As a landscape and garden designer, I’m self-employed in a job that is tremendously satisfying. I get to oversee everything from the first sketch to the last wall curve, paving stone and climate-perfect shrub. But as with most small businesses in California, the sick economy of the last 5 years has affected my company, Derviss Design.
All of us are making do with a bit less, which is why I don’t understand how the health insurance industry gets away with doing the opposite.
The premium on my high-deductible policy from Anthem Blue Cross went from $189 a month in 2007 to $564 a month this year, a 200% increase. The most recent increase of 26% was the last straw. I was already in a policy with a $5,000 deductible and 25% doctor copays, but I had to downsize to an even skimpier policy. Now I have a $6,000 yearly deductible, $9,500 out of pocket limit and 30% copay on everything including hospitalization, with less coverage.
I can afford the new premium–but I expect to be paying out of pocket for all my care beyond a few preventive visits.
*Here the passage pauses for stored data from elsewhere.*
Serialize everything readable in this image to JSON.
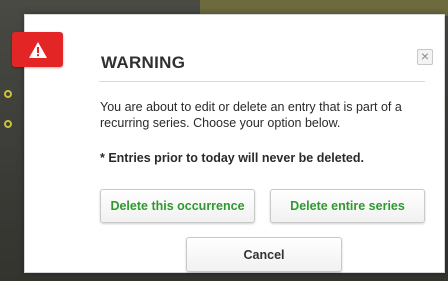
{
  "dialog": {
    "title": "WARNING",
    "message": "You are about to edit or delete an entry that is part of a recurring series. Choose your option below.",
    "note": "* Entries prior to today will never be deleted.",
    "buttons": {
      "delete_occurrence": "Delete this occurrence",
      "delete_series": "Delete entire series",
      "cancel": "Cancel"
    },
    "close_symbol": "×",
    "icon": "warning-triangle-icon"
  },
  "colors": {
    "warning_badge": "#e32525",
    "action_text": "#2f9a2f",
    "title_text": "#303030"
  }
}
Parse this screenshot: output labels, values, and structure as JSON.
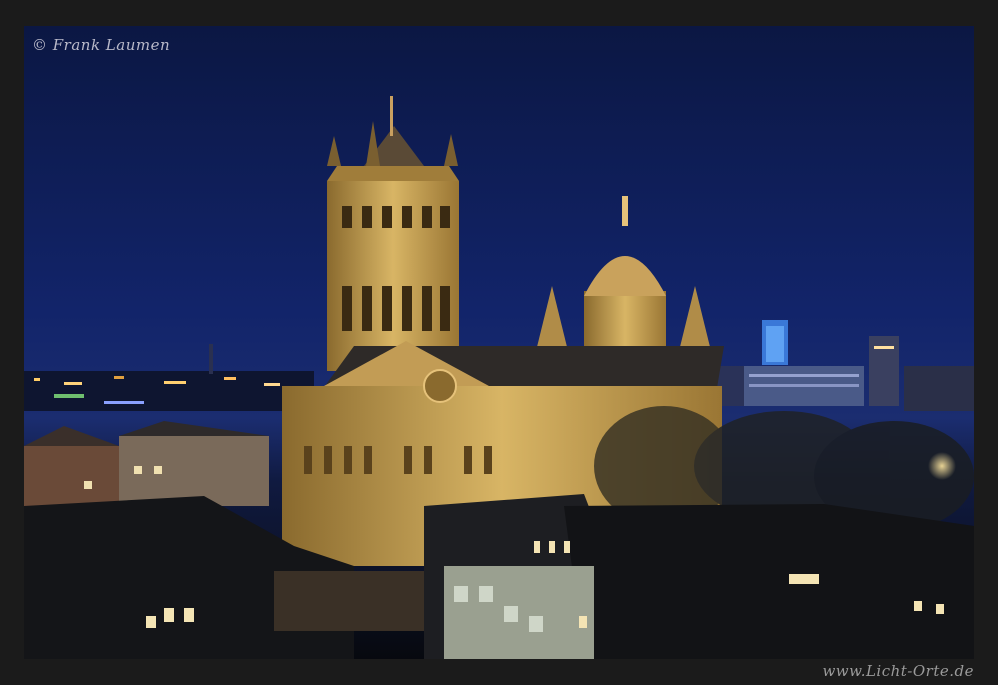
{
  "photo": {
    "subject": "church-night-cityscape"
  },
  "watermark": {
    "copyright": "© Frank Laumen",
    "website": "www.Licht-Orte.de"
  },
  "colors": {
    "sky": "#10215e",
    "stone_lit": "#d6b46a",
    "frame": "#1b1b1b"
  }
}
Certain preventive care, including a colonoscopy screening that my doctor said was due, is supposed to be 100% covered by the new policy. But I found to my shock that it’s only covered if everything is normal. If the screening finds so much as a polyp, then it’s “diagnostic,” not preventive, and I’m back on the hook. What is this, casino-style health coverage?
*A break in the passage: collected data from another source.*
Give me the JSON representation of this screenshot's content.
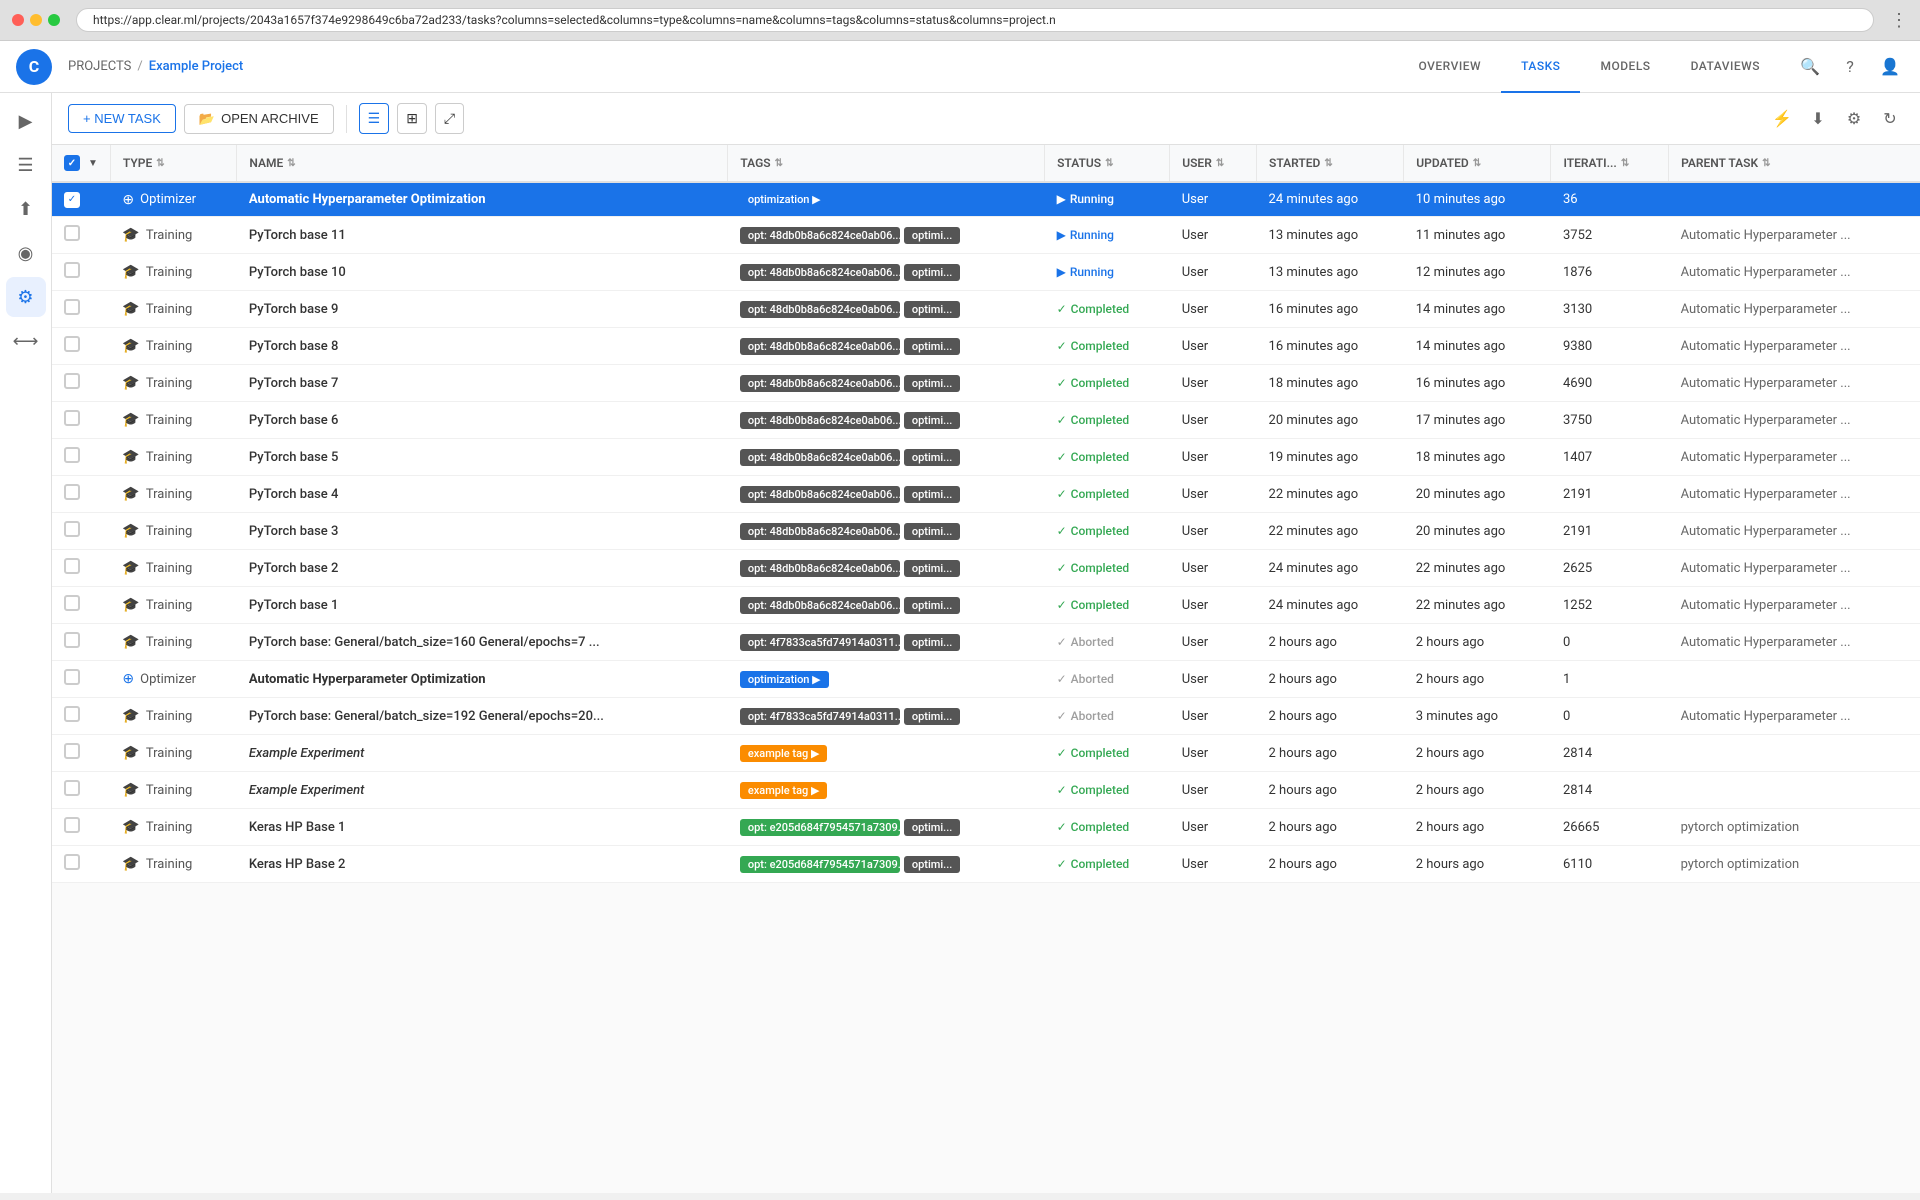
{
  "browser": {
    "url": "https://app.clear.ml/projects/2043a1657f374e9298649c6ba72ad233/tasks?columns=selected&columns=type&columns=name&columns=tags&columns=status&columns=project.n",
    "menu_icon": "⋮"
  },
  "app": {
    "logo": "C",
    "breadcrumb": {
      "projects": "PROJECTS",
      "sep": "/",
      "current": "Example Project"
    },
    "nav_tabs": [
      {
        "label": "OVERVIEW",
        "active": false
      },
      {
        "label": "TASKS",
        "active": true
      },
      {
        "label": "MODELS",
        "active": false
      },
      {
        "label": "DATAVIEWS",
        "active": false
      }
    ],
    "toolbar": {
      "new_task": "+ NEW TASK",
      "open_archive": "OPEN ARCHIVE",
      "view_list": "☰",
      "view_grid": "⊞",
      "view_chart": "⤢"
    },
    "table": {
      "columns": [
        {
          "key": "select",
          "label": ""
        },
        {
          "key": "type",
          "label": "TYPE"
        },
        {
          "key": "name",
          "label": "NAME"
        },
        {
          "key": "tags",
          "label": "TAGS"
        },
        {
          "key": "status",
          "label": "STATUS"
        },
        {
          "key": "user",
          "label": "USER"
        },
        {
          "key": "started",
          "label": "STARTED"
        },
        {
          "key": "updated",
          "label": "UPDATED"
        },
        {
          "key": "iterations",
          "label": "ITERATI..."
        },
        {
          "key": "parent_task",
          "label": "PARENT TASK"
        }
      ],
      "rows": [
        {
          "selected": true,
          "type": "Optimizer",
          "type_icon": "optimizer",
          "name": "Automatic Hyperparameter Optimization",
          "name_style": "bold",
          "tags": [
            {
              "text": "optimization",
              "color": "blue",
              "arrow": true
            }
          ],
          "status": "Running",
          "status_type": "running",
          "user": "User",
          "started": "24 minutes ago",
          "updated": "10 minutes ago",
          "iterations": "36",
          "parent_task": ""
        },
        {
          "selected": false,
          "type": "Training",
          "type_icon": "training",
          "name": "PyTorch base 11",
          "name_style": "normal",
          "tags": [
            {
              "text": "opt: 48db0b8a6c824ce0ab06...",
              "color": "dark",
              "arrow": true
            },
            {
              "text": "optimi...",
              "color": "dark",
              "arrow": false
            }
          ],
          "status": "Running",
          "status_type": "running",
          "user": "User",
          "started": "13 minutes ago",
          "updated": "11 minutes ago",
          "iterations": "3752",
          "parent_task": "Automatic Hyperparameter ..."
        },
        {
          "selected": false,
          "type": "Training",
          "type_icon": "training",
          "name": "PyTorch base 10",
          "name_style": "normal",
          "tags": [
            {
              "text": "opt: 48db0b8a6c824ce0ab06...",
              "color": "dark",
              "arrow": true
            },
            {
              "text": "optimi...",
              "color": "dark",
              "arrow": false
            }
          ],
          "status": "Running",
          "status_type": "running",
          "user": "User",
          "started": "13 minutes ago",
          "updated": "12 minutes ago",
          "iterations": "1876",
          "parent_task": "Automatic Hyperparameter ..."
        },
        {
          "selected": false,
          "type": "Training",
          "type_icon": "training",
          "name": "PyTorch base 9",
          "name_style": "normal",
          "tags": [
            {
              "text": "opt: 48db0b8a6c824ce0ab06...",
              "color": "dark",
              "arrow": true
            },
            {
              "text": "optimi...",
              "color": "dark",
              "arrow": false
            }
          ],
          "status": "Completed",
          "status_type": "completed",
          "user": "User",
          "started": "16 minutes ago",
          "updated": "14 minutes ago",
          "iterations": "3130",
          "parent_task": "Automatic Hyperparameter ..."
        },
        {
          "selected": false,
          "type": "Training",
          "type_icon": "training",
          "name": "PyTorch base 8",
          "name_style": "normal",
          "tags": [
            {
              "text": "opt: 48db0b8a6c824ce0ab06...",
              "color": "dark",
              "arrow": true
            },
            {
              "text": "optimi...",
              "color": "dark",
              "arrow": false
            }
          ],
          "status": "Completed",
          "status_type": "completed",
          "user": "User",
          "started": "16 minutes ago",
          "updated": "14 minutes ago",
          "iterations": "9380",
          "parent_task": "Automatic Hyperparameter ..."
        },
        {
          "selected": false,
          "type": "Training",
          "type_icon": "training",
          "name": "PyTorch base 7",
          "name_style": "normal",
          "tags": [
            {
              "text": "opt: 48db0b8a6c824ce0ab06...",
              "color": "dark",
              "arrow": true
            },
            {
              "text": "optimi...",
              "color": "dark",
              "arrow": false
            }
          ],
          "status": "Completed",
          "status_type": "completed",
          "user": "User",
          "started": "18 minutes ago",
          "updated": "16 minutes ago",
          "iterations": "4690",
          "parent_task": "Automatic Hyperparameter ..."
        },
        {
          "selected": false,
          "type": "Training",
          "type_icon": "training",
          "name": "PyTorch base 6",
          "name_style": "normal",
          "tags": [
            {
              "text": "opt: 48db0b8a6c824ce0ab06...",
              "color": "dark",
              "arrow": true
            },
            {
              "text": "optimi...",
              "color": "dark",
              "arrow": false
            }
          ],
          "status": "Completed",
          "status_type": "completed",
          "user": "User",
          "started": "20 minutes ago",
          "updated": "17 minutes ago",
          "iterations": "3750",
          "parent_task": "Automatic Hyperparameter ..."
        },
        {
          "selected": false,
          "type": "Training",
          "type_icon": "training",
          "name": "PyTorch base 5",
          "name_style": "normal",
          "tags": [
            {
              "text": "opt: 48db0b8a6c824ce0ab06...",
              "color": "dark",
              "arrow": true
            },
            {
              "text": "optimi...",
              "color": "dark",
              "arrow": false
            }
          ],
          "status": "Completed",
          "status_type": "completed",
          "user": "User",
          "started": "19 minutes ago",
          "updated": "18 minutes ago",
          "iterations": "1407",
          "parent_task": "Automatic Hyperparameter ..."
        },
        {
          "selected": false,
          "type": "Training",
          "type_icon": "training",
          "name": "PyTorch base 4",
          "name_style": "normal",
          "tags": [
            {
              "text": "opt: 48db0b8a6c824ce0ab06...",
              "color": "dark",
              "arrow": true
            },
            {
              "text": "optimi...",
              "color": "dark",
              "arrow": false
            }
          ],
          "status": "Completed",
          "status_type": "completed",
          "user": "User",
          "started": "22 minutes ago",
          "updated": "20 minutes ago",
          "iterations": "2191",
          "parent_task": "Automatic Hyperparameter ..."
        },
        {
          "selected": false,
          "type": "Training",
          "type_icon": "training",
          "name": "PyTorch base 3",
          "name_style": "normal",
          "tags": [
            {
              "text": "opt: 48db0b8a6c824ce0ab06...",
              "color": "dark",
              "arrow": true
            },
            {
              "text": "optimi...",
              "color": "dark",
              "arrow": false
            }
          ],
          "status": "Completed",
          "status_type": "completed",
          "user": "User",
          "started": "22 minutes ago",
          "updated": "20 minutes ago",
          "iterations": "2191",
          "parent_task": "Automatic Hyperparameter ..."
        },
        {
          "selected": false,
          "type": "Training",
          "type_icon": "training",
          "name": "PyTorch base 2",
          "name_style": "normal",
          "tags": [
            {
              "text": "opt: 48db0b8a6c824ce0ab06...",
              "color": "dark",
              "arrow": true
            },
            {
              "text": "optimi...",
              "color": "dark",
              "arrow": false
            }
          ],
          "status": "Completed",
          "status_type": "completed",
          "user": "User",
          "started": "24 minutes ago",
          "updated": "22 minutes ago",
          "iterations": "2625",
          "parent_task": "Automatic Hyperparameter ..."
        },
        {
          "selected": false,
          "type": "Training",
          "type_icon": "training",
          "name": "PyTorch base 1",
          "name_style": "normal",
          "tags": [
            {
              "text": "opt: 48db0b8a6c824ce0ab06...",
              "color": "dark",
              "arrow": true
            },
            {
              "text": "optimi...",
              "color": "dark",
              "arrow": false
            }
          ],
          "status": "Completed",
          "status_type": "completed",
          "user": "User",
          "started": "24 minutes ago",
          "updated": "22 minutes ago",
          "iterations": "1252",
          "parent_task": "Automatic Hyperparameter ..."
        },
        {
          "selected": false,
          "type": "Training",
          "type_icon": "training",
          "name": "PyTorch base: General/batch_size=160 General/epochs=7 ...",
          "name_style": "normal",
          "tags": [
            {
              "text": "opt: 4f7833ca5fd74914a0311...",
              "color": "dark",
              "arrow": true
            },
            {
              "text": "optimi...",
              "color": "dark",
              "arrow": false
            }
          ],
          "status": "Aborted",
          "status_type": "aborted",
          "user": "User",
          "started": "2 hours ago",
          "updated": "2 hours ago",
          "iterations": "0",
          "parent_task": "Automatic Hyperparameter ..."
        },
        {
          "selected": false,
          "type": "Optimizer",
          "type_icon": "optimizer",
          "name": "Automatic Hyperparameter Optimization",
          "name_style": "bold",
          "tags": [
            {
              "text": "optimization",
              "color": "blue",
              "arrow": true
            }
          ],
          "status": "Aborted",
          "status_type": "aborted",
          "user": "User",
          "started": "2 hours ago",
          "updated": "2 hours ago",
          "iterations": "1",
          "parent_task": ""
        },
        {
          "selected": false,
          "type": "Training",
          "type_icon": "training",
          "name": "PyTorch base: General/batch_size=192 General/epochs=20...",
          "name_style": "normal",
          "tags": [
            {
              "text": "opt: 4f7833ca5fd74914a0311...",
              "color": "dark",
              "arrow": true
            },
            {
              "text": "optimi...",
              "color": "dark",
              "arrow": false
            }
          ],
          "status": "Aborted",
          "status_type": "aborted",
          "user": "User",
          "started": "2 hours ago",
          "updated": "3 minutes ago",
          "iterations": "0",
          "parent_task": "Automatic Hyperparameter ..."
        },
        {
          "selected": false,
          "type": "Training",
          "type_icon": "training",
          "name": "Example Experiment",
          "name_style": "italic",
          "tags": [
            {
              "text": "example tag",
              "color": "orange",
              "arrow": true
            }
          ],
          "status": "Completed",
          "status_type": "completed",
          "user": "User",
          "started": "2 hours ago",
          "updated": "2 hours ago",
          "iterations": "2814",
          "parent_task": ""
        },
        {
          "selected": false,
          "type": "Training",
          "type_icon": "training",
          "name": "Example Experiment",
          "name_style": "italic",
          "tags": [
            {
              "text": "example tag",
              "color": "orange",
              "arrow": true
            }
          ],
          "status": "Completed",
          "status_type": "completed",
          "user": "User",
          "started": "2 hours ago",
          "updated": "2 hours ago",
          "iterations": "2814",
          "parent_task": ""
        },
        {
          "selected": false,
          "type": "Training",
          "type_icon": "training",
          "name": "Keras HP Base 1",
          "name_style": "normal",
          "tags": [
            {
              "text": "opt: e205d684f7954571a7309...",
              "color": "green",
              "arrow": true
            },
            {
              "text": "optimi...",
              "color": "dark",
              "arrow": false
            }
          ],
          "status": "Completed",
          "status_type": "completed",
          "user": "User",
          "started": "2 hours ago",
          "updated": "2 hours ago",
          "iterations": "26665",
          "parent_task": "pytorch optimization"
        },
        {
          "selected": false,
          "type": "Training",
          "type_icon": "training",
          "name": "Keras HP Base 2",
          "name_style": "normal",
          "tags": [
            {
              "text": "opt: e205d684f7954571a7309...",
              "color": "green",
              "arrow": true
            },
            {
              "text": "optimi...",
              "color": "dark",
              "arrow": false
            }
          ],
          "status": "Completed",
          "status_type": "completed",
          "user": "User",
          "started": "2 hours ago",
          "updated": "2 hours ago",
          "iterations": "6110",
          "parent_task": "pytorch optimization"
        }
      ]
    }
  },
  "sidebar": {
    "items": [
      {
        "icon": "▶",
        "name": "pipeline"
      },
      {
        "icon": "☰",
        "name": "tasks"
      },
      {
        "icon": "⬆",
        "name": "datasets"
      },
      {
        "icon": "◉",
        "name": "models"
      },
      {
        "icon": "⚙",
        "name": "settings"
      },
      {
        "icon": "⟷",
        "name": "pipelines2"
      }
    ]
  }
}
I wish I could shop for a better policy, but a pre-existing condition makes that impossible.
California insurance companies get to set their rates as they wish, and no one can stop them. As fewer and fewer people can afford private health insurance, the companies just charge their remaining customers more.
Other states successfully regulate health insurance rates, and the nation’s most populous state should be among them. Our elected officials have failed us by listening only to Blue Cross lobbyists, turning a deaf ear on the rest of us.